George Huffman v. Stanley Sniff

U.S. Court of Appeals for the Ninth Circuit

George Huffman v. Stanley Sniff

Opinion

NOT FOR PUBLICATION FILED

UNITED STATES COURT OF APPEALS DEC 21 2021

MOLLY C. DWYER, CLERK

U.S. COURT OF APPEALS

FOR THE NINTH CIRCUIT GEORGE DAVID HUFFMAN, No. 20-56010

Plaintiff-Appellant, D.C. No. 5:17-cv-01197-JLS-MRW v.

MEMORANDUM* STANLEY L. SNIFF, Riverside County Sheriff, in individual and official capacity, et al.,

Defendants-Appellees.

Appeal from the United States District Court

for the Central District of California

Josephine L. Staton, District Judge, Presiding

Submitted December 14, 2021** Before: WALLACE, CLIFTON, and HURWITZ, Circuit Judges.

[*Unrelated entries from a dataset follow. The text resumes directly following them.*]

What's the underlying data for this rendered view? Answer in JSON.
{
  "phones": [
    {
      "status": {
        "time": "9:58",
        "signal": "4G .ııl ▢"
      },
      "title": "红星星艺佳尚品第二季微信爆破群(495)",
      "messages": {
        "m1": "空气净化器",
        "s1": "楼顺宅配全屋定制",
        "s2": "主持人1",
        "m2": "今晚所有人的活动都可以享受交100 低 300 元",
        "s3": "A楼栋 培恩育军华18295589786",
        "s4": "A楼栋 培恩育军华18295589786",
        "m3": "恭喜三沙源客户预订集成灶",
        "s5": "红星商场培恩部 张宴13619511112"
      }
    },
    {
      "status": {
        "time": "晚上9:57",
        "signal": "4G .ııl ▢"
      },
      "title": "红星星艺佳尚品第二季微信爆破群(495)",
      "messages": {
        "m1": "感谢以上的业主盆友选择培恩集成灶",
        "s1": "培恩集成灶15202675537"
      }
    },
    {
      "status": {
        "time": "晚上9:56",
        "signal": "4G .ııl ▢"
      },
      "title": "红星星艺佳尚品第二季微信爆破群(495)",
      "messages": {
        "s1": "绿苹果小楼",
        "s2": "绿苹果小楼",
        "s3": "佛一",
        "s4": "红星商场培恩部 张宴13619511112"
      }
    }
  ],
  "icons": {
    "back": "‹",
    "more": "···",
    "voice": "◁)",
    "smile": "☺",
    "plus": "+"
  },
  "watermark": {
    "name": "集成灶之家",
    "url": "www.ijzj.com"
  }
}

California pretrial detainee George David Huffman appeals pro se from the district court’s summary judgment in his 42 U.S.C. § 1983 action alleging deliberate indifference to his serious medical needs. We have jurisdiction under 28

*

This disposition is not appropriate for publication and is not precedent except as provided by Ninth Circuit Rule 36-3.

**

The panel unanimously concludes this case is suitable for decision without oral argument. See Fed. R. App. P. 34(a)(2). U.S.C. § 1291. We review de novo. Toguchi v. Chung, 391 F.3d 1051, 1056 (9th Cir. 2004). We affirm in part, vacate in part, and remand.

The district court properly granted summary judgment for defendants other than the Sheriff because Huffman failed to raise a genuine dispute of material fact as to whether defendants were deliberately indifferent to his serious medical needs or were responsible for the policies that allegedly led to a violation of his constitutional rights. See Crowley v. Bannister, 734 F.3d 967, 977 (9th Cir. 2013) (supervisors can only be liable under § 1983 if they are personally involved in a constitutional deprivation or if they implement a constitutionally deficient policy).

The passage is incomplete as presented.